Carlos and Emelia did just that. They enrolled in a homebuyer education class, as well as the 10-month IDEA program, in which they took classes and saved $5,000 so that they could qualify for a three-to-one down payment match, giving them a total of $20,000 through that program alone. Carlos returned to NeighborWorks for a second homebuyer education class in 2015. The couple took advantage of the services that NeighborWorks provides in Spanish, and deepened their understanding of the home buying process.
“The NeighborWorks people opened their arms and said ‘This is the way it’s going to be, and this is reality versus fantasy.’ I guess the hardest thing for me was to be willing to listen,” Carlos said. “I was going with the mindset that I know everything, because I’ve already bought a house. At the same time, I was not humble enough to say I had already failed, and this time I will do things right.”

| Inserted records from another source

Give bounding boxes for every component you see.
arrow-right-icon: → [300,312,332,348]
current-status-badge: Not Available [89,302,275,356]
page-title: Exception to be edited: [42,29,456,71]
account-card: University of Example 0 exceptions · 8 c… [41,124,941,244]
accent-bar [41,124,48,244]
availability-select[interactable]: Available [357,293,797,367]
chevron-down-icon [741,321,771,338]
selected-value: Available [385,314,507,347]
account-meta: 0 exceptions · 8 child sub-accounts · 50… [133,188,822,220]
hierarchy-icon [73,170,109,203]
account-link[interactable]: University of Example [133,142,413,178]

The couple learned about living within budget, about the ins and outs of home maintenance, even how to save on utilities.
“They told me what I have to do,” Carlos said. “You have to keep yourself with the program and you have to keep yourself positive. Save. Increase your credit score. Have no debt.” With a laugh, he added, “And pray to God.”
Through the Neighborhood Stabilization Program, aimed at protecting neighborhoods and their home values, NeighborWorks in July 2015 acquired a house on 12th Street in Santa Ana’s Artesia-Pilar neighborhood that had been in foreclosure. The nonprofit bought it for $288,000, and invested in important renovations, including new windows, flooring and doors, opening up the kitchen and living room spaces, installing energy-efficient appliances, remodeling the bathroom, installing new flooring, removing lead and asbestos, adding new air conditioning and upgrading the electrical system. It sits on a tidy street near Santa Ana College.
NeighborWorks, working with other community partners, put together a specialized loan package for the family’s very-low income bracket that resulted in a house payment lower than the rent on their one-bedroom apartment.
Emelia, who immigrated at age 21 from Acapulco, Mexico likes the natural light that floods the house through its windows. Carlos, whose family came to Santa Ana from El Salvador when he was 12, likes the ocean breeze that cools the house during the afternoon. The boys ride their bikes on a make-shift dirt track in the far reaches of their back yards.
“I like the house because it’s not so big,” said Emelia, who appreciates having a washer and dryer in her own home. “With a big house, everyone has their own little world. Here, we’re cozy. Everything is new.”
Carlos, who appreciates having a place to park, is widening the driveway, and as the boys get older, plans to add another bedroom and bathroom. The house, built in 1951, covers 903 square feet, and sits on a 6.098-square-foot lot.
“In truth NeighborWorks and its supporters gave us a huge opportunity to have a house,” Emelia said. “And I hope they help other people in need to get their own house.”
The family has made the house their own. Wedding pictures hang from the walls of the living room. A cabinet is filled with religious icons, including statues of St. Jude Thaddeus, St. Michael and an image of Mary venerated in Oaxaca that’s known as the Virgin of Juquila.
“It’s not just a structure or a building, it’s happiness,” Carlos said. “It’s a castle to come here. As a family we are growing and becoming better people. We are not taking for granted what we have. We have to treasure it.”